Ce dernier estime aussi que «l’augmentation du nombre de personnes sur Terre, l’augmentation du nombre de connexions et de la vitesse, entraînent ce que les scientifiques appellent un état non linéaire, turbulent, ou encore chaotique». Si pour la plupart des gens, les mots «turbulent» et «chaotique» ont une connotation négative, il faut y voir ici la description d’un état des choses, une phase particulière d’un système. «L’humanité était pendant des siècles comme un balancier, qui parfois se mettait à osciller, puis revenait à l’équilibre. Aujourd’hui, le balancier ne fait plus que seulement osciller, il est pris de mouvements qui nous apparaissent comme fous, désordonnés. L’humanité est confrontée à des situations de plus en plus extrêmes. C’est ce que nous appelons communément les crises», explique Bruno Marion. Crises énergétiques, financières, sociales, écologiques. Et pourtant l’industrie du luxe ne s’est jamais aussi bien portée: est-ce une autre forme de crise, morale cette fois-ci? Taxer de 2 pour cent les 1300 milliardaires que comptait le monde en 2013 représenterait un montant de 100 milliards, assez, selon l’ONU, pour éradiquer la faim et donner à tous les êtres humains un accès à l’eau potable, aux soins de base, à l’éducation et à un logement. Le monde vous semble toujours en état d’équilibre? 
 
«Nous sommes la première génération d’êtres humains qui va laisser aux générations futures une planète en moins bon état et qui n’assurera pas en toute certitude leur survie du fait de nos propres actions», ajoute Bruno Marion. «L’humanité est arrivée à un point de bifurcation.
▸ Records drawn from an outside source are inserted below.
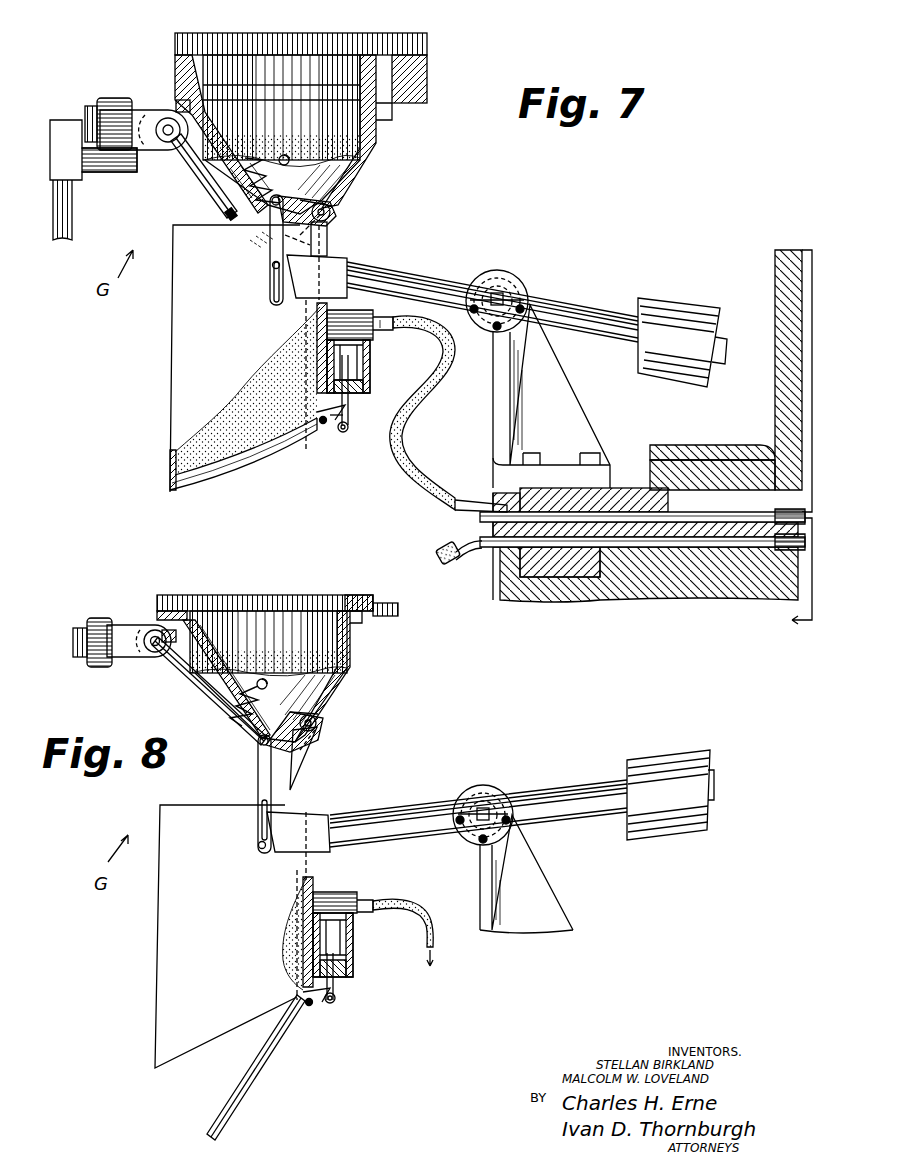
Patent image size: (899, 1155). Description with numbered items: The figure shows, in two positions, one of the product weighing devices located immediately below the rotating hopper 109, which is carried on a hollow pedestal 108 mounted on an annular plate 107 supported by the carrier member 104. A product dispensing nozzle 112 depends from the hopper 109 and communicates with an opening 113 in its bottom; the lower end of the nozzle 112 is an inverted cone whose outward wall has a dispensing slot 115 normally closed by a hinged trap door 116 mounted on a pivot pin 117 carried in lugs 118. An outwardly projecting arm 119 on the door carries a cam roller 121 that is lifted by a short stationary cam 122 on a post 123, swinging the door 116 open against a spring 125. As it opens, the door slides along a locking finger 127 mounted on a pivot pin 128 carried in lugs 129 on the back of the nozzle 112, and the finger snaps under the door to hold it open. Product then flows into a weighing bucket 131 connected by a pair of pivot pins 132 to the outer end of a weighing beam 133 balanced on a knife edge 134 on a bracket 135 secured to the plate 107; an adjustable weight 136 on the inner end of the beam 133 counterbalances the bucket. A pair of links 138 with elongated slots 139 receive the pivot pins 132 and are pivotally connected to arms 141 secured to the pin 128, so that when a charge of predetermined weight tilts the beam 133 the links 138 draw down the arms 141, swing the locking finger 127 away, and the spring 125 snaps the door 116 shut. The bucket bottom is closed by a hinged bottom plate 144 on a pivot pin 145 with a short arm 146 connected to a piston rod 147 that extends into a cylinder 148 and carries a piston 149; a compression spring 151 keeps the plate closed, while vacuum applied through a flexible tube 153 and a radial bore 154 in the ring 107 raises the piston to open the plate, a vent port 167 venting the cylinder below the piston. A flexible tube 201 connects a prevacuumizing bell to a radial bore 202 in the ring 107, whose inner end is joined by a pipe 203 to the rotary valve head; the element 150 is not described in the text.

In FIG. 7, the carrier member 104 is at (664, 592).
In FIG. 7, the annular plate 107 is at (614, 488).
In FIG. 7, the hollow pedestal 108 is at (778, 404).
In FIG. 7, the hopper 109 is at (173, 45).
In FIG. 8, the hopper 109 is at (172, 597).
In FIG. 7, the product dispensing nozzle 112 is at (360, 137).
In FIG. 8, the product dispensing nozzle 112 is at (352, 641).
In FIG. 7, the opening 113 is at (331, 84).
In FIG. 8, the opening 113 is at (295, 609).
In FIG. 7, the dispensing slot 115 is at (240, 178).
In FIG. 8, the dispensing slot 115 is at (236, 695).
In FIG. 7, the trap door 116 is at (205, 182).
In FIG. 8, the trap door 116 is at (196, 660).
In FIG. 7, the pivot pin 117 is at (166, 136).
In FIG. 8, the pivot pin 117 is at (155, 652).
In FIG. 7, the lugs 118 is at (176, 106).
In FIG. 8, the lugs 118 is at (162, 632).
In FIG. 7, the arm 119 is at (145, 115).
In FIG. 8, the arm 119 is at (122, 652).
In FIG. 7, the cam roller 121 is at (114, 100).
In FIG. 8, the cam roller 121 is at (96, 620).
In FIG. 7, the stationary cam 122 is at (112, 160).
In FIG. 7, the post 123 is at (72, 228).
In FIG. 7, the spring 125 is at (270, 170).
In FIG. 8, the spring 125 is at (264, 680).
In FIG. 7, the locking finger 127 is at (328, 232).
In FIG. 8, the locking finger 127 is at (318, 744).
In FIG. 7, the pivot pin 128 is at (331, 214).
In FIG. 8, the pivot pin 128 is at (318, 722).
In FIG. 7, the lugs 129 is at (326, 207).
In FIG. 8, the lugs 129 is at (316, 716).
In FIG. 7, the weighing bucket 131 is at (185, 346).
In FIG. 8, the weighing bucket 131 is at (172, 955).
In FIG. 7, the pivot pins 132 is at (272, 265).
In FIG. 8, the pivot pins 132 is at (258, 846).
In FIG. 7, the weighing beam 133 is at (432, 287).
In FIG. 8, the weighing beam 133 is at (548, 798).
In FIG. 7, the knife edge 134 is at (500, 296).
In FIG. 8, the knife edge 134 is at (482, 808).
In FIG. 7, the bracket 135 is at (555, 404).
In FIG. 8, the bracket 135 is at (534, 880).
In FIG. 7, the adjustable weight 136 is at (672, 306).
In FIG. 8, the adjustable weight 136 is at (660, 756).
In FIG. 7, the links 138 is at (268, 232).
In FIG. 8, the links 138 is at (258, 778).
In FIG. 7, the elongated slots 139 is at (272, 292).
In FIG. 8, the elongated slots 139 is at (255, 826).
In FIG. 7, the arms 141 is at (300, 200).
In FIG. 8, the arms 141 is at (308, 752).
In FIG. 7, the bottom plate 144 is at (268, 462).
In FIG. 8, the bottom plate 144 is at (254, 1082).
In FIG. 7, the pivot pin 145 is at (321, 426).
In FIG. 8, the pivot pin 145 is at (312, 1010).
In FIG. 7, the arm 146 is at (343, 433).
In FIG. 8, the arm 146 is at (332, 1004).
In FIG. 7, the piston rod 147 is at (349, 408).
In FIG. 8, the piston rod 147 is at (334, 960).
In FIG. 7, the cylinder 148 is at (367, 372).
In FIG. 8, the cylinder 148 is at (355, 946).
In FIG. 7, the piston 149 is at (352, 350).
In FIG. 8, the piston 149 is at (350, 922).
In FIG. 7, the casting 150 is at (720, 476).
In FIG. 7, the compression spring 151 is at (318, 316).
In FIG. 8, the compression spring 151 is at (330, 890).
In FIG. 7, the flexible tube 153 is at (426, 418).
In FIG. 8, the flexible tube 153 is at (408, 900).
In FIG. 7, the radial bore 154 is at (644, 512).
In FIG. 7, the vent port 167 is at (355, 396).
In FIG. 8, the vent port 167 is at (340, 985).
In FIG. 7, the flexible tube 201 is at (438, 546).
In FIG. 7, the radial bore 202 is at (622, 552).
In FIG. 7, the pipe 203 is at (780, 545).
Nous sommes dans une période de redéfinition complète des normes et des valeurs en matière de travail, d’économie, mais aussi de vie sociale et de rapports entre États. Nos croyances, nos habitudes, ne sont plus adaptées à ce monde en pleine mutation.»
 

Les entreprises «comment» 

Pourtant, dans la plupart des entreprises, le fonctionnement est resté sensiblement le même qu’il y a 100 ans. «La méthode bureaucratique de gestion d’une entreprise nous semble parfaitement naturelle aujourd’hui. Cela n’a pas toujours été le cas», indique Isaac Getz, auteur du livre «Liberté & Cie». «Elle a vu le jour pendant la révolution industrielle pour faire face à deux problèmes bien précis. Primo il fallait imposer une discipline plus stricte à des artisans habitués à respecter leurs propres horaires et à travailler selon leur propre rythme. Secundo, il fallait obtenir une production homogène et fiable des travailleurs ruraux pour la plupart illettrés.» 
 
Cette évolution a culminé à la fin du 19e siècle avec le «modèle d’organisation scientifique» de Taylor, où les managers analysent, établissent les procédures et contrôlent, alors que les employés exécutent. Aujourd’hui, certaines entreprises utilisent les processus Lean développés par Toyota ou une structure d’organisation matricielle. Mais fondamentalement, les entreprises contemporaines ont toujours une structure hiérarchique, composée de personnes qui décident et de personnes qui exécutent.
 

Limites du système actuel 

Au-delà de la concurrence ou des exigences du marché, les dysfonctionnements internes causent encore beaucoup de difficultés aux entreprises. Jeux d’influence, mauvaise communication, difficulté à prendre des décisions, réunions inefficaces: tout n’est pas sombre, mais vu l’augmentation des maladies liées au travail, il y a de quoi se poser des questions. «Le surmenage coûte 5 milliards par an aux entreprises suisses», titrait récemment un article de la RTS. «Deux millions des 4,9 millions de travailleurs souffrent d’épuisement en Suisse et plus d’un million d’entre eux se disent stressés, selon la première enquête ‹Job Stress Index 2014›». Un rapport publié en 2010 par l’Office fédéral de la statistique précise que 41 pour cent des personnes interrogées disent ressentir de fortes tensions psychiques au travail. «Les médecins et psychologues observent une aggravation tant au niveau du nombre de consultations qui augmente qu’au niveau du degré de gravité des personnes épuisées ces dernières années», ajoute un article paru dans L’Hebdo. 
 

Contrôler son propre travail 

En matière de stress, il existe un facteur d’amélioration potentielle de première importance: «Le sentiment du salarié de pouvoir exercer un contrôle sur son travail. Quand un individu a l’impression de jouir d’un degré de contrôle important sur un événement ou une situation, il le juge moins stressant, et peut même y voir un défi», note Isaac Getz.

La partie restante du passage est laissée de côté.